We need to “recarbonise” the world with living carbon. We need to “decarbonise” it of dead carbon. As we grow more living carbon through agro-ecology and organic farming, we have more fertile soils that produce more food and hold more water, thus increasing resilience to drought and floods.

Biodiversity intensive organic farming produces more food and nutrition per acre. By providing ecological functions and services for pest control, it allows farmers to liberate themselves from chemical fertilisers and poisons, and free themselves of debt — the main cause of farmers’ suicides. Farmers’ incomes can increase ten-fold by giving up dependence on costly chemicals and on growing commodities whose price keeps falling. Growing real food at zero cost is the road to “goal 2” of the SDGs on zero hunger.

We pretend that we are above Mother Earth and we are her masters and in control. We pretend. Fossil fuels have allowed us to have this illusion that we do not have to live within the Earth’s ecological processes, limits and boundaries.

But climate change, extreme natural events and climate disasters are becoming ever more frequent reminders that we are a part of the Earth, not apart from her.

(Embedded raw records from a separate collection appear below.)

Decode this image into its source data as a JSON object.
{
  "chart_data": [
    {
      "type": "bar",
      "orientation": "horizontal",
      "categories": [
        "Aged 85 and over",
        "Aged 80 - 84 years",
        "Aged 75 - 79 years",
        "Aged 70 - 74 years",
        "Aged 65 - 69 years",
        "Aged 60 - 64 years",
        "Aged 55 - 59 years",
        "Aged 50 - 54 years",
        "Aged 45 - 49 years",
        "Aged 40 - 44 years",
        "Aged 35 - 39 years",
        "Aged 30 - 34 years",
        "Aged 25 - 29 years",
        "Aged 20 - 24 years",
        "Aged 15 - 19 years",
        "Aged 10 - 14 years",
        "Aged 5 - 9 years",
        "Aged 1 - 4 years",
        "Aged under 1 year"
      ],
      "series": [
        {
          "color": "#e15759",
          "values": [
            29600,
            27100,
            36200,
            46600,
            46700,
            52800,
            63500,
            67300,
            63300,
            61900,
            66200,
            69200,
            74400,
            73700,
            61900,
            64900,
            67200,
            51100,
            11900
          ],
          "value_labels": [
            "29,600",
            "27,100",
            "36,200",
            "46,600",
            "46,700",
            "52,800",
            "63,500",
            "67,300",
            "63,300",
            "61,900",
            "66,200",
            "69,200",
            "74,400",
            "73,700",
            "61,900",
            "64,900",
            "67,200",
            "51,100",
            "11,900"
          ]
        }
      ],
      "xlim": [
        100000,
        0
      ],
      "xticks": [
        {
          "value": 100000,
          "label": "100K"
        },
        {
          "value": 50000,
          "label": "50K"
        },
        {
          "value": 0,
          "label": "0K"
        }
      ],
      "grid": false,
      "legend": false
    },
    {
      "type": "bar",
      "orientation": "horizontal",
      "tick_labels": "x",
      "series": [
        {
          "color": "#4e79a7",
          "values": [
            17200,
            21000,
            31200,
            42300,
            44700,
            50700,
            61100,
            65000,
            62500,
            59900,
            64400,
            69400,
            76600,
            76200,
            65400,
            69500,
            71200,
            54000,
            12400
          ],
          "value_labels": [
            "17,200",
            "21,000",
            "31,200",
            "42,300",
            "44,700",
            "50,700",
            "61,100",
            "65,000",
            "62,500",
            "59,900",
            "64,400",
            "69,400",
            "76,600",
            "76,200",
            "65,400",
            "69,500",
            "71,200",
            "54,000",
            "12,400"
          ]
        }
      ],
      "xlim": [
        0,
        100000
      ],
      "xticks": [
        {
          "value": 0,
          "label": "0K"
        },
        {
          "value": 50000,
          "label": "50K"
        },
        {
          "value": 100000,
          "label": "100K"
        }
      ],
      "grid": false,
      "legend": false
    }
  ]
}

Every act of violence that disrupts ecological systems also threatens our lives.

The threat to human survival is now being recognised, but is still not seen in relation to the violence against the Earth, and it is not seen in the context of how we must change from being a careless and predatory species to a caring, compassionate one, working in co-creation and co-evolution with the Earth.

Stephen Hawking has warned that we must leave Earth within the next 100 years and colonise other planets in order to survive. For him there are only two choices — extinction or escape.

But such escapism is both a declaration of irresponsibility (to take care of the Earth) and a declaration of technological hubris and arrogance. It is a blindness to the fact that some humans have ruptured the fragile ecological processes that maintain and rejuvenate life on Earth, and a refusal to recognise our ecological duty to apologise to our Mother, stop causing her further harm and dedicate all our love and intelligence to heal her, one seed at a time, one garden at a time.

By giving up the anthropocentric technological arrogance of masters and conquerors and adopting humility — that we are members of the Earth Family — we can with the seed, the soil, the sun, rejuvenate the planet and our future.

Unlike Mr Hawking, I see a third option — beyond extinction and escape — of staying, healing and defending our home. Staying at home, protecting and rejuvenating the Earth’s living systems and living processes is our ethical and ecological duty. It is our dharma as Earthlings.